The front buckets are comfortable with enough leg-, head- and shoulder room for two adults of above-average size. However, while the legroom isn’t a problem at the back, headroom for taller passengers is restricted by the sloping roof. Also, despite it being positioned as a five-seater, only two adults can realistically sit at the back.
There’s 500 litres of cargo space, but when you open the boot lid, it’s natural to feel shortchanged seeing the shallow luggage compartment. Don’t despair, the floor is removable, opening up more space underneath. The fact that the boot floor is lockable is good if you have valuables you’d like to keep out of sight. Dropping the electronically controlled 60:40 rear seats will free up even more space for those occasional Ikea trips.
It’s not just the looks that have been souped up, with Mercedes making a few changes to the suspension and steering systems as well. Although Mercedes says it has made the steering more direct than that of the standard GLC by retuning the ratio, the changes aren’t quite perceptible in regular driving conditions. That’s not to say it lacks in response or precision, as the regular GLC itself is a good car to drive, which is one of the reasons why it went on to be the Crossover of the Year in the last edition of our annual awards.

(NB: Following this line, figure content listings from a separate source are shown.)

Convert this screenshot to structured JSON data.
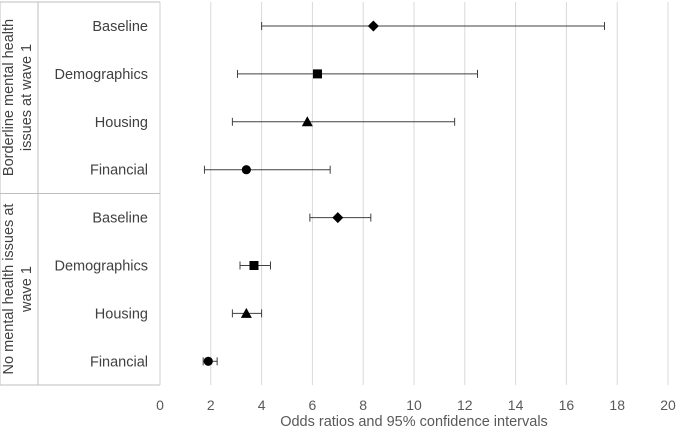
{
  "chart_data": {
    "type": "scatter",
    "subtype": "forest-plot",
    "xlabel": "Odds ratios and 95% confidence intervals",
    "xlim": [
      0,
      20
    ],
    "xticks": [
      0,
      2,
      4,
      6,
      8,
      10,
      12,
      14,
      16,
      18,
      20
    ],
    "grid": "vertical",
    "colors": {
      "marker": "#000000",
      "errorbar": "#404040",
      "grid": "#d9d9d9",
      "text": "#404040"
    },
    "groups": [
      {
        "label": "Borderline mental health issues at wave 1",
        "label_lines": [
          "Borderline mental health",
          "issues at wave 1"
        ],
        "rows": [
          {
            "label": "Baseline",
            "marker": "diamond",
            "or": 8.4,
            "ci_low": 4.0,
            "ci_high": 17.5
          },
          {
            "label": "Demographics",
            "marker": "square",
            "or": 6.2,
            "ci_low": 3.05,
            "ci_high": 12.5
          },
          {
            "label": "Housing",
            "marker": "triangle",
            "or": 5.8,
            "ci_low": 2.85,
            "ci_high": 11.6
          },
          {
            "label": "Financial",
            "marker": "circle",
            "or": 3.4,
            "ci_low": 1.75,
            "ci_high": 6.7
          }
        ]
      },
      {
        "label": "No mental health issues at wave 1",
        "label_lines": [
          "No mental health issues at",
          "wave 1"
        ],
        "rows": [
          {
            "label": "Baseline",
            "marker": "diamond",
            "or": 7.0,
            "ci_low": 5.9,
            "ci_high": 8.3
          },
          {
            "label": "Demographics",
            "marker": "square",
            "or": 3.7,
            "ci_low": 3.15,
            "ci_high": 4.35
          },
          {
            "label": "Housing",
            "marker": "triangle",
            "or": 3.4,
            "ci_low": 2.85,
            "ci_high": 4.0
          },
          {
            "label": "Financial",
            "marker": "circle",
            "or": 1.9,
            "ci_low": 1.7,
            "ci_high": 2.25
          }
        ]
      }
    ]
  }
}
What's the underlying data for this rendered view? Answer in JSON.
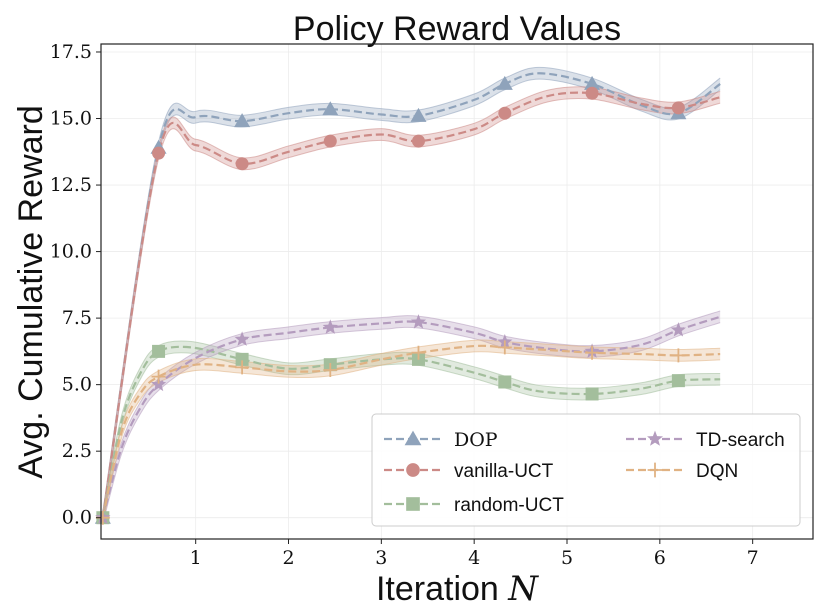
{
  "chart_data": {
    "type": "line",
    "title": "Policy Reward Values",
    "xlabel_text": "Iteration ",
    "xlabel_var": "N",
    "ylabel": "Avg. Cumulative Reward",
    "xlim": [
      -0.02,
      7.65
    ],
    "ylim": [
      -0.8,
      17.8
    ],
    "xticks": [
      1,
      2,
      3,
      4,
      5,
      6,
      7
    ],
    "xtick_labels": [
      "1",
      "2",
      "3",
      "4",
      "5",
      "6",
      "7"
    ],
    "yticks": [
      0,
      2.5,
      5,
      7.5,
      10,
      12.5,
      15,
      17.5
    ],
    "ytick_labels": [
      "0.0",
      "2.5",
      "5.0",
      "7.5",
      "10.0",
      "12.5",
      "15.0",
      "17.5"
    ],
    "legend_position": "lower-right",
    "series": [
      {
        "name": "DOP",
        "color": "#8fa3bb",
        "marker": "triangle",
        "x": [
          0,
          0.6,
          1.0,
          1.5,
          2.0,
          2.45,
          3.0,
          3.4,
          4.0,
          4.33,
          4.7,
          5.27,
          5.8,
          6.2,
          6.65
        ],
        "y": [
          0,
          13.9,
          15.05,
          14.9,
          15.2,
          15.35,
          15.15,
          15.1,
          15.7,
          16.3,
          16.7,
          16.3,
          15.5,
          15.2,
          16.3
        ],
        "marker_x": [
          0,
          0.6,
          1.5,
          2.45,
          3.4,
          4.33,
          5.27,
          6.2
        ],
        "marker_y": [
          0,
          13.9,
          14.9,
          15.35,
          15.1,
          16.3,
          16.3,
          15.2
        ]
      },
      {
        "name": "vanilla-UCT",
        "color": "#cc8a86",
        "marker": "circle",
        "x": [
          0,
          0.6,
          1.0,
          1.5,
          2.0,
          2.45,
          3.0,
          3.4,
          4.0,
          4.33,
          4.8,
          5.27,
          5.8,
          6.2,
          6.65
        ],
        "y": [
          0,
          13.7,
          14.0,
          13.3,
          13.75,
          14.15,
          14.4,
          14.15,
          14.6,
          15.2,
          15.85,
          15.95,
          15.55,
          15.4,
          15.8
        ],
        "marker_x": [
          0,
          0.6,
          1.5,
          2.45,
          3.4,
          4.33,
          5.27,
          6.2
        ],
        "marker_y": [
          0,
          13.7,
          13.3,
          14.15,
          14.15,
          15.2,
          15.95,
          15.4
        ]
      },
      {
        "name": "random-UCT",
        "color": "#a3be9c",
        "marker": "square",
        "x": [
          0,
          0.2,
          0.4,
          0.6,
          0.95,
          1.5,
          2.0,
          2.45,
          3.0,
          3.4,
          4.0,
          4.33,
          4.7,
          5.27,
          5.8,
          6.2,
          6.65
        ],
        "y": [
          0,
          3.6,
          5.4,
          6.25,
          6.4,
          5.95,
          5.6,
          5.75,
          5.95,
          5.95,
          5.45,
          5.1,
          4.75,
          4.65,
          4.85,
          5.15,
          5.2
        ],
        "marker_x": [
          0,
          0.6,
          1.5,
          2.45,
          3.4,
          4.33,
          5.27,
          6.2
        ],
        "marker_y": [
          0,
          6.25,
          5.95,
          5.75,
          5.95,
          5.1,
          4.65,
          5.15
        ]
      },
      {
        "name": "TD-search",
        "color": "#b49cbe",
        "marker": "star",
        "x": [
          0,
          0.2,
          0.4,
          0.6,
          1.0,
          1.5,
          2.0,
          2.45,
          3.0,
          3.4,
          4.0,
          4.33,
          4.8,
          5.27,
          5.8,
          6.2,
          6.65
        ],
        "y": [
          0,
          2.6,
          4.1,
          5.0,
          6.0,
          6.7,
          6.95,
          7.15,
          7.3,
          7.35,
          6.95,
          6.6,
          6.35,
          6.25,
          6.5,
          7.05,
          7.55
        ],
        "marker_x": [
          0,
          0.6,
          1.5,
          2.45,
          3.4,
          4.33,
          5.27,
          6.2
        ],
        "marker_y": [
          0,
          5.0,
          6.7,
          7.15,
          7.35,
          6.6,
          6.25,
          7.05
        ]
      },
      {
        "name": "DQN",
        "color": "#e0b283",
        "marker": "plus",
        "x": [
          0,
          0.2,
          0.4,
          0.6,
          1.0,
          1.5,
          2.0,
          2.45,
          3.0,
          3.4,
          4.0,
          4.33,
          4.8,
          5.27,
          5.8,
          6.2,
          6.65
        ],
        "y": [
          0,
          3.2,
          4.65,
          5.3,
          5.75,
          5.65,
          5.5,
          5.55,
          5.95,
          6.2,
          6.45,
          6.4,
          6.3,
          6.2,
          6.15,
          6.1,
          6.15
        ],
        "marker_x": [
          0,
          0.6,
          1.5,
          2.45,
          3.4,
          4.33,
          5.27,
          6.2
        ],
        "marker_y": [
          0,
          5.3,
          5.65,
          5.55,
          6.2,
          6.4,
          6.2,
          6.1
        ]
      }
    ]
  }
}
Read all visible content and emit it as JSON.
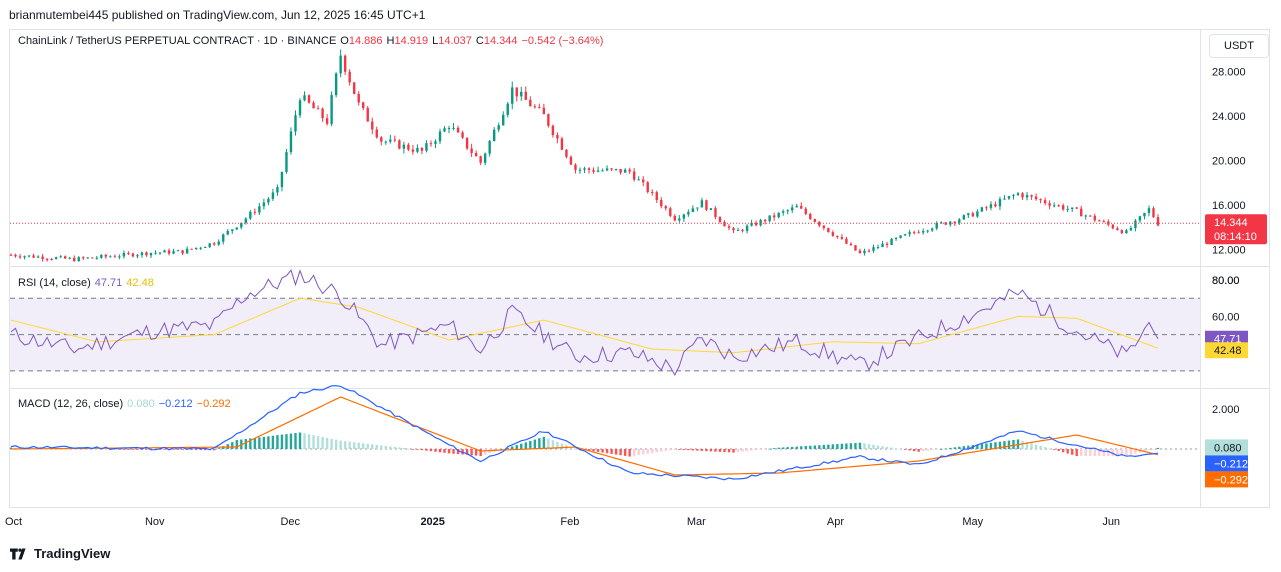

The suspension set-up is also pretty good with four modes, Eco, Comfort, Sport and Sport+, to choose from. There’s a clear difference in the car’s behaviour in each of these modes; in Sport and Sport+ the suspension is considerably stiffer and the steering heavier, while in Comfort, it offers a compliant ride, smoothing out any road imperfections it encounters.
Body roll is also kept well under check, even when you push it enthusiastically around a corner. While it’s a good crossover to drive, it pales in comparison to the BMW X4 M40i that we tested recently. But that’s an unfair comparison, and we’ll reserve our verdict until we get our hands on the new Merc-AMG GLC 43.
Our GLC 250 tester comes powered by a turbocharged 2.0-litre four-cylinder engine, good for 208bhp and 350Nm of torque. This peppy mill revs freely without any lag, and gives out a raspy exhaust note when pushed. Mated to a nine-speed automatic transmission, if shifts smoothly and builds up pace effortlessly.
If you’re in the market for a compact, yet stylish SUV, the GLC Coupé is highly recommended. While it might not match many of its rivals for excitement behind the wheel, it definitely looks more suave and graceful than most of the crossovers in this size, including the Jaguar F-Pace, Porsche Macan and the BMW X4. And it’s well worth the price premium over the standard GLC.